サルーは薄っすらと残っている自分の記憶とGoogle Earthを頼りに本当の家族を探し出す。

Google Earth、凄いよね!

『LION/ライオン 〜25年目のただいま〜』は実話を映画化した作品であって作り話ではないのだ。

養父母の愛と家族の形

『LION/ライオン 〜25年目のただいま〜』は何をおいても「サルーは素晴らしい養父母に引き取られてラッキーだったよね」ってところに尽きるのだけど、サルーが引き取られた養父母の家族は決して幸せ一杯…って訳じゃなかったところが実話って感じがする。

養父母はサルーの他にもう1人インド人の男の子を引き取るのだけど、その子とはどうしても良い関係を作ることが出来なかった。

まぁ…そりゃそうだ。

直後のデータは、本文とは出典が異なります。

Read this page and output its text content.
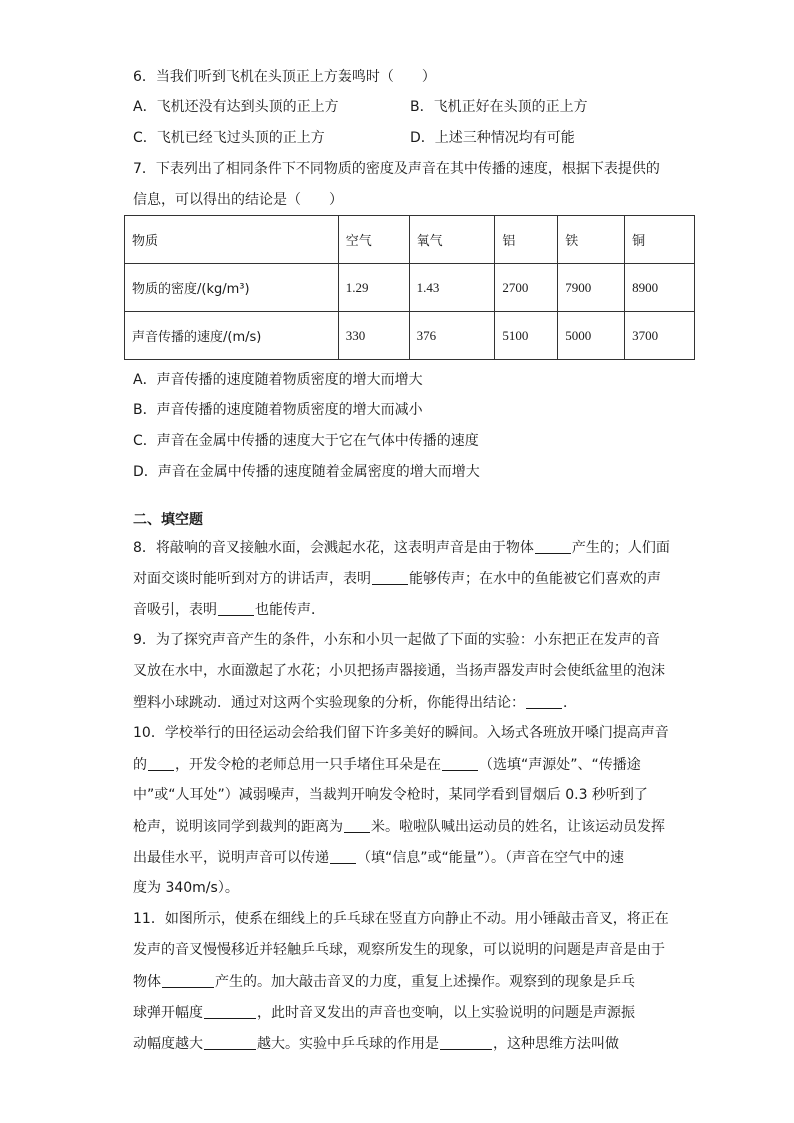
6．当我们听到飞机在头顶正上方轰鸣时（　　）
A．飞机还没有达到头顶的正上方	B．飞机正好在头顶的正上方
C．飞机已经飞过头顶的正上方	D．上述三种情况均有可能
7．下表列出了相同条件下不同物质的密度及声音在其中传播的速度，根据下表提供的
信息，可以得出的结论是（　　）
物质	空气	氧气	铝	铁	铜
物质的密度/(kg/m³)	1.29	1.43	2700	7900	8900
声音传播的速度/(m/s)	330	376	5100	5000	3700
A．声音传播的速度随着物质密度的增大而增大
B．声音传播的速度随着物质密度的增大而减小
C．声音在金属中传播的速度大于它在气体中传播的速度
D．声音在金属中传播的速度随着金属密度的增大而增大
二、填空题
8．将敲响的音叉接触水面，会溅起水花，这表明声音是由于物体	产生的；人们面
对面交谈时能听到对方的讲话声，表明	能够传声；在水中的鱼能被它们喜欢的声
音吸引，表明	也能传声．
9．为了探究声音产生的条件，小东和小贝一起做了下面的实验：小东把正在发声的音
叉放在水中，水面激起了水花；小贝把扬声器接通，当扬声器发声时会使纸盆里的泡沫
塑料小球跳动．通过对这两个实验现象的分析，你能得出结论：	．
10．学校举行的田径运动会给我们留下许多美好的瞬间。入场式各班放开嗓门提高声音
的 ，开发令枪的老师总用一只手堵住耳朵是在	（选填“声源处”、“传播途
中”或“人耳处”）减弱噪声，当裁判开响发令枪时，某同学看到冒烟后 0.3 秒听到了
枪声，说明该同学到裁判的距离为 米。啦啦队喊出运动员的姓名，让该运动员发挥
出最佳水平，说明声音可以传递 （填“信息”或“能量”）。（声音在空气中的速
度为 340m/s）。
11．如图所示，使系在细线上的乒乓球在竖直方向静止不动。用小锤敲击音叉，将正在
发声的音叉慢慢移近并轻触乒乓球，观察所发生的现象，可以说明的问题是声音是由于
物体	产生的。加大敲击音叉的力度，重复上述操作。观察到的现象是乒乓
球弹开幅度	，此时音叉发出的声音也变响，以上实验说明的问题是声源振
动幅度越大	越大。实验中乒乓球的作用是	，这种思维方法叫做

実の親子でも上手くいかないことがある。人間だもの。「みんな仲良し」とか無理なのだ。

それでもなお愛を注ぎ続ける養父母の姿は素晴らしいと思ったのだけど、その裏で「この子がもしインドで暮らせていたら、どんな子に育ったのかな?」ってこと思わずにはいられなかった。

国を越えての養子が悪いと思っている訳じゃないけど「自国の子どもをよその国の養子に出す国の体制」については、どうかと思う。

『LION/ライオン 〜25年目のただいま〜』は感動的なヒューマンドラマ…と言うだけでなく、社会派映画としても観る価値がある。

正直なところ作品としての完成度は高いとは思えない。バランスが悪くて中弛みする部分があるし、西洋人視点で物語が進んでいくのでちょっぴり違和感もある。

だけど「インドを知る」って意味では良い映画かも知れないな…と思った。